As I have mentioned in the past, I consider you
guys and gals as friends. Due to this, and since I spoke of him on the list in
the past, I feel compelled to share my deep grief that my three month old son,
Charles "Charlie" David Barber passed away Thursday. He was visiting
his grandmother (since I was a single dad, she cared for him when I worked) who
discovered his lifeless body in his crib when she woke. It appears to be a case
of SIDS. There was no trauma and it will be weeks before the toxicology reports
return. Considering how much press it gets, you would be amazed at how really
low the SIDS rate is. Its rate has been cut in half since 1980. Currently about
2300 deaths in 4 million annual births in the US.
I did not realize this depth of sorrow was
possible. I do not mean to be a downer and I would prefer not to clog the list
with a lot of condolences as I know your thoughts are with me. I apologize to
those who do not feel this is the proper forum to share this, but since I spoke
of him here, I would be at a loss if someone innocently mentioned him down the
road and I had not shared the news. I am beside myself.

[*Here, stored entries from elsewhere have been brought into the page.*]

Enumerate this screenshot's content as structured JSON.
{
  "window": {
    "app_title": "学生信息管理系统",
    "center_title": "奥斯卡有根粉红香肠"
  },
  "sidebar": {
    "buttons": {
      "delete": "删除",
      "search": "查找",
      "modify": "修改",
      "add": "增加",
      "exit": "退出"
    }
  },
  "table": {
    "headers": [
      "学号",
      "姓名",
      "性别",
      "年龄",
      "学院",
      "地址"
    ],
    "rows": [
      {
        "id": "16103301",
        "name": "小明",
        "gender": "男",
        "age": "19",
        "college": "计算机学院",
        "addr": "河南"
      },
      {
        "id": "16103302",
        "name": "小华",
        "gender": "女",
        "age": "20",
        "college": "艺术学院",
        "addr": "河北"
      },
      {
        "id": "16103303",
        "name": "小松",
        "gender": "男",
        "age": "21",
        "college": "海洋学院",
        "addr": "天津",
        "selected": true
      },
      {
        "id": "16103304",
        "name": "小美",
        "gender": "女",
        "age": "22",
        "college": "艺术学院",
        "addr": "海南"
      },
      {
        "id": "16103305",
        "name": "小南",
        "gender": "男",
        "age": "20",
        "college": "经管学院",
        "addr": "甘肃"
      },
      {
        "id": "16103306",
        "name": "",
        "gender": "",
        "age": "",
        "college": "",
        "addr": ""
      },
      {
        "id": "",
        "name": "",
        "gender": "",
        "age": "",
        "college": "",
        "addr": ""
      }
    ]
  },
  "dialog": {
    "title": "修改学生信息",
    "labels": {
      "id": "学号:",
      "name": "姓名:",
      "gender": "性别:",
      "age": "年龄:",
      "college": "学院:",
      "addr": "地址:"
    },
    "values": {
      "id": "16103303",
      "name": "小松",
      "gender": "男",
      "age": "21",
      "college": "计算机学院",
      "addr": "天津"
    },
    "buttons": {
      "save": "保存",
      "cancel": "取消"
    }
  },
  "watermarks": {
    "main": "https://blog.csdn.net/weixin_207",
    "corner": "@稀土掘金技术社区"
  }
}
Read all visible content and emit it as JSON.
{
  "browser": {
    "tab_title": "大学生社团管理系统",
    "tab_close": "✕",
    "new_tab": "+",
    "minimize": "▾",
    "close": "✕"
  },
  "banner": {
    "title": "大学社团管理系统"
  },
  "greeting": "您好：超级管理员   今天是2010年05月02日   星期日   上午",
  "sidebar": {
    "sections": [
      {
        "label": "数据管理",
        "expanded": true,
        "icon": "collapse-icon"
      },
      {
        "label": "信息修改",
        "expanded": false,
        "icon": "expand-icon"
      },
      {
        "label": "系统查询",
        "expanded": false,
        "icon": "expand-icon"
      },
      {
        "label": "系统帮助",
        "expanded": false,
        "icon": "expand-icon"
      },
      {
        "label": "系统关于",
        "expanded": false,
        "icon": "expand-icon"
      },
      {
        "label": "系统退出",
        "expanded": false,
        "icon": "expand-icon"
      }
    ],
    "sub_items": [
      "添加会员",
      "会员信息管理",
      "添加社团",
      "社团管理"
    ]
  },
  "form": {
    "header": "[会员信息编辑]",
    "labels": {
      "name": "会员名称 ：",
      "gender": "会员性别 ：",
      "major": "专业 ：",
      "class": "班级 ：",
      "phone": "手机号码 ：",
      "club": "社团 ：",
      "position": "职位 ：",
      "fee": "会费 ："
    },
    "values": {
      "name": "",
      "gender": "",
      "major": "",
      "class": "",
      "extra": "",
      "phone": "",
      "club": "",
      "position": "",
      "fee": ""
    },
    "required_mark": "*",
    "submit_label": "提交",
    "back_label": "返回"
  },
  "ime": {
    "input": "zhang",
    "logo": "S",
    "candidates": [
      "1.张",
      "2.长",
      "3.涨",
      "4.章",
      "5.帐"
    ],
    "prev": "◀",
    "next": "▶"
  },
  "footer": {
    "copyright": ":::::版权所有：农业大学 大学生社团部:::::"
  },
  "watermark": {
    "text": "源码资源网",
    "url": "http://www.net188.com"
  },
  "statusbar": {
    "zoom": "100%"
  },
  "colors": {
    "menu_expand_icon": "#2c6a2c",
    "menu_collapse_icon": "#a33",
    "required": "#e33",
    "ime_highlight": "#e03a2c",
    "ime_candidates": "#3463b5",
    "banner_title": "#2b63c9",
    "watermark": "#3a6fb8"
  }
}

The only time I got to
fill out paperwork that I was his "father" was on his death
certificate paperwork. This has changed me and I am going to miss my son and
the old me. I had so embraced my role as father and the word
"son". He is/was my only child.
Anyway, I think I may be trying to distract
myself (which so far has failed miserably) by working on my project. Kinda
hard to keep the tears out of the epoxy. I actually didn't know I could sob. I
have some questions about the engine...actually Tracy's PSRU, and hope I am not thought crass
that I may be asking some soon. It is a coping mechanism.
Thank you for humoring a grieving father.